The use of another group of initially non-metastatic NPC patients who later developed distant metastasis in our observational study as the validation cohort for external validation may be another study limitation. Similar cohorts comprising de novo M1 NPC from other institutions may serve as better validation cohorts for external validation. However, it should be noted that the lowest detection limit of EBV DNA assays among different institutions varies widely, resulting in variation in optimal cutoff levels. While our assay could detect plasma EBV DNA below 20 copies/mL, it is relatively difficult to include EBV DNA data from other institutions with higher detection limits as a validation unless international harmonization to improve standardization is achieved [29,31]. We should also realize that treatment paradigms for de novo M1 NPC are much more diversified and inconsistent among institutions, especially when it comes to the choice of initial chemotherapy and maybe, more importantly, the employment of consolidative IMRT and local ablative therapy with surgery and/or SBRT for oligometastases, which can only be achievable in high-volume centers with expertise and radiation resources.

Further studies are warranted to explore the most optimal treatment after risk stratification, while our study highlighted the importance of consolidative IMRT for non-progressive disease following initial chemotherapy and additional SBRT for oligometastases [53]. This truly reflects the modern real-world practice in high-volume centers equipped with contemporary radiation facilities and experts.

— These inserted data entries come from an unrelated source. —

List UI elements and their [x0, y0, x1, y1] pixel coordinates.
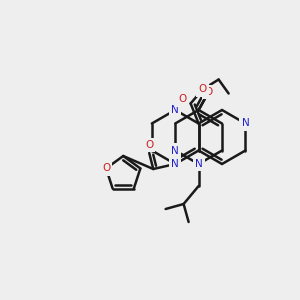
Text: O: O — [199, 85, 207, 94]
Text: O: O — [178, 94, 187, 104]
Text: O: O — [102, 164, 110, 173]
Text: N: N — [171, 146, 179, 155]
Text: N: N — [171, 105, 179, 115]
Text: O: O — [145, 140, 153, 150]
Text: N: N — [171, 159, 179, 169]
Text: N: N — [242, 118, 249, 128]
Text: N: N — [195, 159, 203, 169]
Text: O: O — [205, 87, 213, 97]
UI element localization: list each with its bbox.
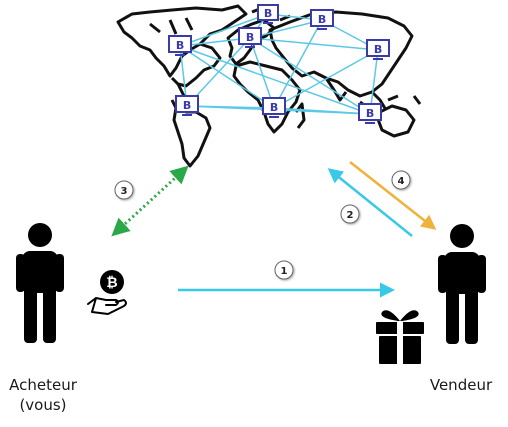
bitcoin-monitor-icon: B bbox=[262, 97, 286, 118]
svg-text:₿: ₿ bbox=[106, 275, 117, 291]
confirmation-arrow bbox=[349, 161, 437, 230]
bitcoin-monitor-icon: B bbox=[257, 4, 279, 24]
seller-person-icon bbox=[438, 224, 486, 344]
bitcoin-monitor-icon: B bbox=[168, 35, 192, 56]
seller-label: Vendeur bbox=[429, 376, 493, 394]
node-symbol: B bbox=[264, 7, 272, 20]
buyer-person-icon bbox=[16, 223, 64, 343]
bitcoin-monitor-icon: B bbox=[175, 95, 199, 116]
node-symbol: B bbox=[366, 107, 374, 120]
buyer-label-line2: (vous) bbox=[19, 396, 67, 414]
bitcoin-monitor-icon: B bbox=[238, 27, 262, 48]
step-badge-3: 3 bbox=[114, 180, 134, 200]
node-symbol: B bbox=[318, 13, 326, 26]
world-map-icon bbox=[116, 4, 422, 168]
node-symbol: B bbox=[374, 43, 382, 56]
bitcoin-monitor-icon: B bbox=[310, 9, 334, 30]
step-number: 4 bbox=[398, 176, 405, 187]
bitcoin-monitor-icon: B bbox=[366, 39, 390, 60]
bitcoin-hand-icon: ₿ bbox=[87, 270, 127, 315]
sync-arrow bbox=[111, 165, 189, 237]
node-symbol: B bbox=[183, 99, 191, 112]
step-number: 2 bbox=[347, 210, 354, 221]
buyer-label: Acheteur (vous) bbox=[0, 375, 86, 415]
node-symbol: B bbox=[176, 39, 184, 52]
network-nodes: B B B B B B B bbox=[168, 4, 390, 124]
step-number: 3 bbox=[121, 186, 128, 197]
bitcoin-monitor-icon: B bbox=[358, 103, 382, 124]
node-symbol: B bbox=[246, 31, 254, 44]
step-badge-4: 4 bbox=[391, 170, 411, 190]
buyer-label-line1: Acheteur bbox=[9, 376, 77, 394]
gift-icon bbox=[376, 310, 424, 364]
step-badge-2: 2 bbox=[340, 204, 360, 224]
step-badge-1: 1 bbox=[274, 260, 294, 280]
node-symbol: B bbox=[270, 101, 278, 114]
step-number: 1 bbox=[281, 266, 288, 277]
broadcast-arrow bbox=[327, 168, 413, 237]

Our results echoed the findings published in the recent phase III RCT which showed an OS and PFS improvement with consolidative radical IMRT following chemotherapy [54]. However, the use of an older chemotherapy regimen in that study may not reflect the most standard practice [54,55]. The results of another recently published retrospective study with a similar treatment paradigm of initial chemotherapy followed by IMRT were also in line with our findings [56]. In addition, retrospective studies in the United States and China revealed that locoregional radiation therapy improved OS, especially when radiation doses were ≥50 Gy and ≥65 Gy, respectively, but the exact timing between initial chemotherapy and locoregional radiation therapy was yet to define [57,58]. It is highly expected that more prospective studies could provide a clearer answer.

5. Conclusions

In conclusion, we proposed an M-category subdivision stratified by anatomic factors for de novo M1 NPC, which can be generally applied in different geographical regions. Further RPA-derived prognostic groupings with plasma EBV DNA provided a more accurate survival prediction, resulting in a more precise and subsequent personalized treatment strategy for high-risk patients. Validation of our proposed M1 subdivision with other institutions is highly awaited.